The second movement, dedicated to Martin Luther King, murdered during Sinfonia’s composition, is a haze of harmony punctuated by isolated notes from around the ensemble. It is an unsettling tribute offering no reassurance, no rest, no peace. But it represents the uncertainties of the time of writing and Berio’s determination to capture that time in music.

The Rite of Spring, however, is music that refuses to become dated, able to feel eternally newly-minted. It is a piece that doesn’t have a “best bit” as it is entirely made up of “best bits”. In modern parlance, all killer, no filler. It is also a score that always offers up a fresh revelation, however familiar the whole thing is. Here I was struck by the double basses’ virtuosic passagework in the “Dance of the Earth” that underpins the sprinting music, and the decorative chromatic runs on the bass trumpet in the “Ritual Action of the Ancestors”.

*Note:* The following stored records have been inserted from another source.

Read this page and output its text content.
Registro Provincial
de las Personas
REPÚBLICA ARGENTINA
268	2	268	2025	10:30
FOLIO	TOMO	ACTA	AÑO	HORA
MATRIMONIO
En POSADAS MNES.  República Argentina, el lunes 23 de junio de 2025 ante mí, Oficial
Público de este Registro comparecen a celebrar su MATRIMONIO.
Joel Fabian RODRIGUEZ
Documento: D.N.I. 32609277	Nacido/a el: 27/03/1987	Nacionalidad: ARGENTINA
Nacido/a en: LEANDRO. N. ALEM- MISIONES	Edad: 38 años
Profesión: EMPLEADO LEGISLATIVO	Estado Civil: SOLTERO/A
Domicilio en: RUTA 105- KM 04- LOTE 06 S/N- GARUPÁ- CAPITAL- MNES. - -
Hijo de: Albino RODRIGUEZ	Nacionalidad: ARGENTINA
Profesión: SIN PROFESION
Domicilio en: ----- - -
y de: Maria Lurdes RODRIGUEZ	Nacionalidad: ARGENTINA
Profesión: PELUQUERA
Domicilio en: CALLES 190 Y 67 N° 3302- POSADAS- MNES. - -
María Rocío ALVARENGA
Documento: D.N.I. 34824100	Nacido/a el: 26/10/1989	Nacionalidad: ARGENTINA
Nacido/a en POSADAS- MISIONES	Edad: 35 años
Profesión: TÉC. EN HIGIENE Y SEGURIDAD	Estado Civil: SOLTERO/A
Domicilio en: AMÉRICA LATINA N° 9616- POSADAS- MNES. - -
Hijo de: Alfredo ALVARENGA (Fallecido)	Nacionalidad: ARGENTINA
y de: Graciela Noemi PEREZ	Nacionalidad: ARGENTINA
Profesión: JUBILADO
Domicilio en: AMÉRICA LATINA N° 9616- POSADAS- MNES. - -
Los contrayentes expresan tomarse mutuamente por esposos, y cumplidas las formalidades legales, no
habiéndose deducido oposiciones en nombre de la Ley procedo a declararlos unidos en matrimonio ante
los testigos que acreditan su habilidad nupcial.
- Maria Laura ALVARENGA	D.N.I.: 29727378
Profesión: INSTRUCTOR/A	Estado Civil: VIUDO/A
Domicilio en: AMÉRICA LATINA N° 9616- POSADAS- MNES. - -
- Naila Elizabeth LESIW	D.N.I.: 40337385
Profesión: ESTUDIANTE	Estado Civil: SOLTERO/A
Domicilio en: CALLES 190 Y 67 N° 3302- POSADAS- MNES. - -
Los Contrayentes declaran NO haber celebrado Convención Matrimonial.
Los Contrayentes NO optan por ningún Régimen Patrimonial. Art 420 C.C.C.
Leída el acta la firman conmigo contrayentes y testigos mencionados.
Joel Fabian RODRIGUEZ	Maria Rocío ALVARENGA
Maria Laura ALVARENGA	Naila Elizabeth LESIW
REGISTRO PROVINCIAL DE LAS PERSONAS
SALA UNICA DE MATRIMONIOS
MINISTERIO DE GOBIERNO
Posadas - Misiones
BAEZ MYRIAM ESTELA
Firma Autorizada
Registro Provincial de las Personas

There was much else to enjoy. Julie Price’s bassoon opening was spacious and full of wonder, Tom Lessel’s bass clarinet was ripe and rich, and there was some terrific percussion playing. Bychkov was an avuncular, benign presence at the heart of all the hectic activity, with as clear a beat as you could imagine.

The “Dance of the Earth” that ends Part One was the highlight, enthralling orchestral playing with the high brass immense. The final chord, the most problematic part of the whole score, was also to my taste: a brutal guillotine of a chord, played all together and not elongated as some conductors have it, and utterly final.